Upon his return, Child was appointed "Boylston Professor". In 1855 he was elected to the American Academy of Arts and Sciences .

He was the editor-in-chief of British poets , a series that appeared in 150 volumes. Child brought out five volumes of poems by Edmund Spenser and the Observations on the language of Chaucer . Child finally became the first Harvard professor of English in 1876 and then devoted himself to teaching and studying literature. As a professor, he introduced many of his students to these poets as well as William Shakespeare and the Romantics.

In 1860 he married Elizabeth Ellery Sedgwick with whom he had three daughters and a son.

Collection of English and Scottish ballads

Child was friends with Oliver Wendell Holmes , Henry James and William James and Charles Eliot Norton (1827-1908). Child devoted many years to the study of traditional literature and oral traditions and the preservation of traditions and folk ballads. His first collection of these folk songs appeared in eight small volumes of the British Poets series in 1857/58 . His aim, however, was a comprehensive record of all known English and Scottish ballads, as well as their American and Canadian variants. He meticulously compiled manuscripts, wrote interpretations and tried to fathom the inconsistencies in the texts. He also had to come to terms with collectors such as Archibald Primrose, 5th Earl of Rosebery or the clergyman Sabine Baring-Gould .

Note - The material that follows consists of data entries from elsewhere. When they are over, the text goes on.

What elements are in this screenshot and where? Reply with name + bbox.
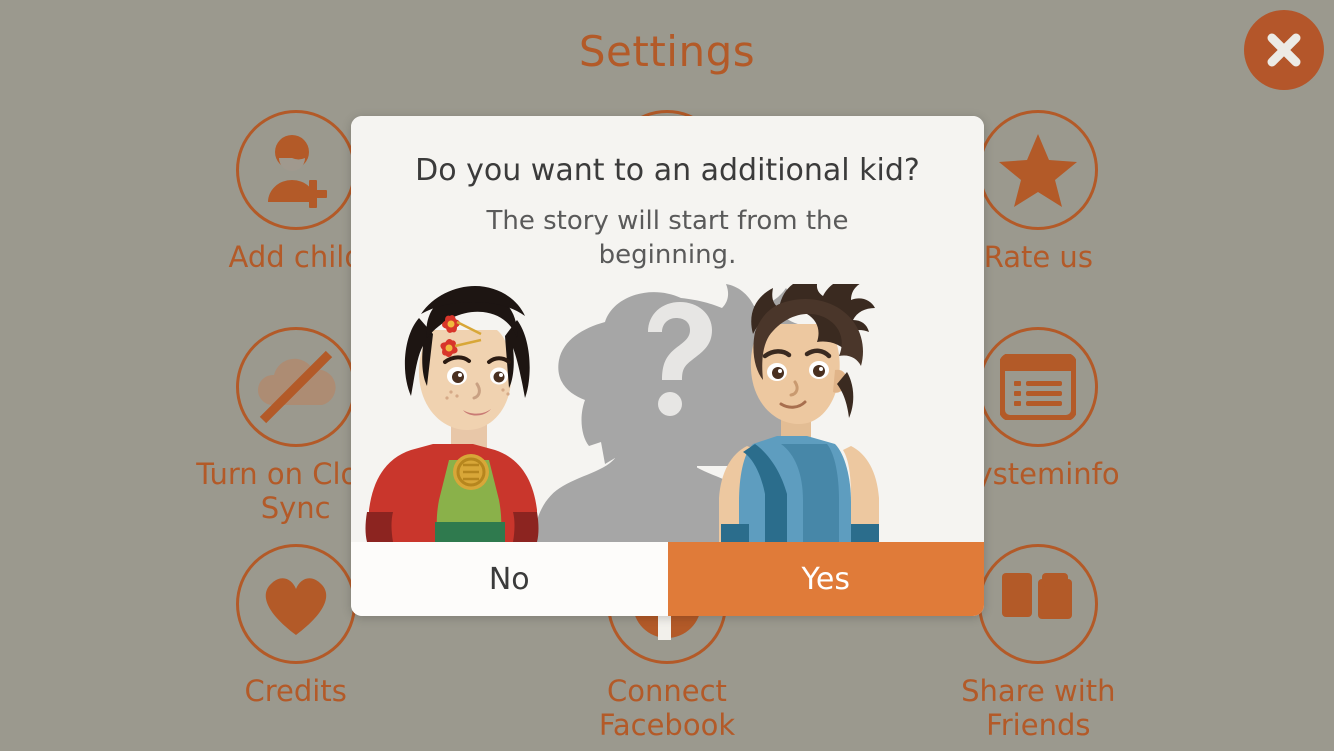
modal-overlay: Do you want to an additional kid? The st… <box>0 0 1334 750</box>
additional-kid-dialog: Do you want to an additional kid? The st… <box>351 116 984 616</box>
dialog-body: Do you want to an additional kid? The st… <box>351 116 984 542</box>
no-button[interactable]: No <box>351 542 668 616</box>
dialog-title: Do you want to an additional kid? <box>371 152 964 190</box>
girl-character <box>366 286 539 542</box>
dialog-message: The story will start from the beginning. <box>421 204 914 272</box>
dialog-illustration <box>351 284 984 542</box>
dialog-actions: No Yes <box>351 542 984 616</box>
yes-button[interactable]: Yes <box>668 542 985 616</box>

For his second collection, which became known in English-speaking countries as Child Ballads , Child brought together 305 ballads, which were published in five volumes (or ten volumes in two sub-volumes each) between 1882 and 1898. Among them were the ballads of "Lord Randall", " Sir Patrick Spens " and several variations of the adventures of Robin Hood . The song about "Barbara Allen" has been reprinted and sung for generations. "Thomas the Rhymer" or "Tam Lin" had survived the centuries even without written records. Child systematically compared the British ballads with those in other languages, for example with Danish, Serbian or Turkish ballads.

Fonts (selection)

  • Editor and publisher: British poets. Little, Brown & Co., Boston 1856-1871, OCLC 609563082 ( babel.hathitrust.org ).
  • Observations on the language of Chaucer. (= Library of English literature. LEL 40030). Welsh, Bigelow, and Co., Cambridge 1862, OCLC 14926450 .
  • The English and Scottish popular ballads. Houghton, Mifflin and company, Boston 1882-1898, OCLC 457657823 .

Correspondence:

  • Francis James Child, William Walker: Letters on Scottish ballads from Professor Francis J. Child to WW. Bon-Accord Pr., Aberdeen 1930, OCLC 221231045 .
  • Francis James Child, James Russell Lowell, MA De Wolfe Howe, George William Cottrell: The scholar-friends. Letters of Francis James Child and James Russell Lowell. Harvard University Press, Cambridge 1952, OCLC 230415 .

literature

  • Charles Eliot Norton: Francis James Child. Boston circa 1897, OCLC 236235542 .

Web links

Wikisource: Child's Collected Ballads  - sources and full texts

Individual evidence

  1. a b c Francis James Child on harvardmagazine.com
  2. Collection: Francis James Child English and Scottish popular ballad research materials - MS Am 2349. hollisarchives.lib.harvard.edu, accessed on December 11, 2018 (English, see under Additional Description - Biographical / Historical ).